Now, here's Cardinal Newman's prayer:
1. God was all-complete, all-blessed in Himself, but it was His will to create a world for His glory. He is Almighty, and might have done all things Himself, but it has been His will to bring about His purposes by the beings He has created. We are all created to His glory--we are created to do His will. I am created to do something or to be something for which no one else is created; I have a place in God's counsels, in God's world, which no one else has; whether I be rich or poor, despised or esteemed by man, God knows me and calls me by my name.
2. God has created me to do Him some definite service; He has committed some work to me which He has not committed to another. I have my mission--I never may know it in this life, but I shall be told it in the next. Somehow I am necessary for His purposes, as necessary in my place as an Archangel in his--if indeed, I fail, He can raise another, as He could make the stones children of Abraham. Yet I have a part in this great work: I am a link in a chain, a bond of connection between persons. He has not created me for naught. I shall do good, I shall do His work; I shall be an angel of peace, a preacher of truth in my own place, while not intending it, if I do but keep His commandments and serve Him in my calling.

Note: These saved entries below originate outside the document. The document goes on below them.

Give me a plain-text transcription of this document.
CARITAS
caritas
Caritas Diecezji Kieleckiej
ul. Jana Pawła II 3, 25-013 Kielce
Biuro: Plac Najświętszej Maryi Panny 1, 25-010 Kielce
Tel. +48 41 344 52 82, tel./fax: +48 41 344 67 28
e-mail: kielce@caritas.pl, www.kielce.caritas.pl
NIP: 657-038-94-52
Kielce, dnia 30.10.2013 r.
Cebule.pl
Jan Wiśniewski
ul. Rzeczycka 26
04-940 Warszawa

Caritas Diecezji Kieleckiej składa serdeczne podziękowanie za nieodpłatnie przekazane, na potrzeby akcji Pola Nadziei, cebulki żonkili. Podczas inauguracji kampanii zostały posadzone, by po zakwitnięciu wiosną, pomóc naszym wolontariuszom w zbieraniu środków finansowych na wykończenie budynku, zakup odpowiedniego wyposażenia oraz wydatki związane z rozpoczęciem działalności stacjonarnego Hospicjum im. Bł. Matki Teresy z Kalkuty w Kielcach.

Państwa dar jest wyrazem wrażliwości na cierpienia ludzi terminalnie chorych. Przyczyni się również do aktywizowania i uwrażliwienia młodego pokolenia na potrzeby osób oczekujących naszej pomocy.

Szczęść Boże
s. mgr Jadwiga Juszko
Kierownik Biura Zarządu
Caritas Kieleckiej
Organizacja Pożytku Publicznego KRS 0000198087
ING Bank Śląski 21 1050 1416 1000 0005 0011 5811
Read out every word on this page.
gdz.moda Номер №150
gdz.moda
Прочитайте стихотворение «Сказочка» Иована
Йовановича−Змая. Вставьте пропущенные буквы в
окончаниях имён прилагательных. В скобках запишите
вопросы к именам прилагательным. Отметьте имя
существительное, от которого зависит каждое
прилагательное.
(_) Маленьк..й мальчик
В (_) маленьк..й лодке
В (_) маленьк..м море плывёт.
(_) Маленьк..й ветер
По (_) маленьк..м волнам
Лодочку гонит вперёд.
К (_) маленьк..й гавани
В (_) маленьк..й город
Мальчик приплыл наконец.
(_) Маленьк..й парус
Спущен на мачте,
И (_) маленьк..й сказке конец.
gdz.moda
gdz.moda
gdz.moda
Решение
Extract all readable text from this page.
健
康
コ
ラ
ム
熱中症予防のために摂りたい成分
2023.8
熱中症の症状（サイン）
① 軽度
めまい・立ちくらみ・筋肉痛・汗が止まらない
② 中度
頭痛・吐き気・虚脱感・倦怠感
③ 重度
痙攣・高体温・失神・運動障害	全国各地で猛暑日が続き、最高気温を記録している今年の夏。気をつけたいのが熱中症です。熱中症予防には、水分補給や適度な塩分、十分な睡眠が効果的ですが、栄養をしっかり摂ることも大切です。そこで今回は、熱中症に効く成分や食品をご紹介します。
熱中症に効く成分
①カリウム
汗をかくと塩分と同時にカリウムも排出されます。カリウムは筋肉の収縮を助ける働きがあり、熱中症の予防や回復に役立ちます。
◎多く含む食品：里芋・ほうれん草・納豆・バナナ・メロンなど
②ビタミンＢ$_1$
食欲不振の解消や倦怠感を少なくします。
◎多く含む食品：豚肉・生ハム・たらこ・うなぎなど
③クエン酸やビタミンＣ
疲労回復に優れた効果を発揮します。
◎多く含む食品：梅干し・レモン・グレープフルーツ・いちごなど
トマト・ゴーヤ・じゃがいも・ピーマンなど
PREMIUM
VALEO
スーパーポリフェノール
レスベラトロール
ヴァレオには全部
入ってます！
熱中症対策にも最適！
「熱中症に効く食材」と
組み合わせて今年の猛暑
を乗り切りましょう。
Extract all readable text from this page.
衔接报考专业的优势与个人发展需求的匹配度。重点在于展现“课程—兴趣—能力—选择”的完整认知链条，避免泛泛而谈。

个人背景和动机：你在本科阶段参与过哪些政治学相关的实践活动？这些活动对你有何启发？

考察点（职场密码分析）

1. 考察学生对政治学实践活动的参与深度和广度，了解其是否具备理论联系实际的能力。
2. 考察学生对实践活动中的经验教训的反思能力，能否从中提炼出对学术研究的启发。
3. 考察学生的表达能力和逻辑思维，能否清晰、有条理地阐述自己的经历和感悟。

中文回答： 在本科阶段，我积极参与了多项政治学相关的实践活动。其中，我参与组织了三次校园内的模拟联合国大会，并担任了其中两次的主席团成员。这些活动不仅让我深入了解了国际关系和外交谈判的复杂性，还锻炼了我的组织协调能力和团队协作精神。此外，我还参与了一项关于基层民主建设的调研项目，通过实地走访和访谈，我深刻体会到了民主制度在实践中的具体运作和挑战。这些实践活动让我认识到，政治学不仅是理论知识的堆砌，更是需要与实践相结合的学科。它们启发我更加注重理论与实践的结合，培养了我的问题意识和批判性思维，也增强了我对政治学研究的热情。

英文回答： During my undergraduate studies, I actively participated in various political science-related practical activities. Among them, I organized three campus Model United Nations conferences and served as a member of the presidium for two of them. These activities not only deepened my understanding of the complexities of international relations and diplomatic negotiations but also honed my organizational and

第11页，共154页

3. Therefore I will trust Him. Whatever, wherever I am, I can never be thrown away. If I am in sickness, my sickness may serve Him; in perplexity, my perplexity may serve Him; if I am in sorrow, my sorrow may serve Him. My sickness, or perplexity, or sorrow may be necessary causes of some great end, which is quite beyond us. He does nothing in vain; He may prolong my life, He may shorten it; He knows what He is about. He may take my friends, He may throw me among strangers, He may make me feel desolate, make my spirits sink, hide the future from me--still He knows what He is about.
0 my God, I give myself to You. I trust You wholly. You art wiser than I--more loving to me than I myself. Deign to fulfill your high purposes in me whatever they be; work in and through me. I am born to serve You, to be Yours, to be Your instrument. Let me be Your blind instrument. I ask not to see, I ask not to know--I ask simply to be used.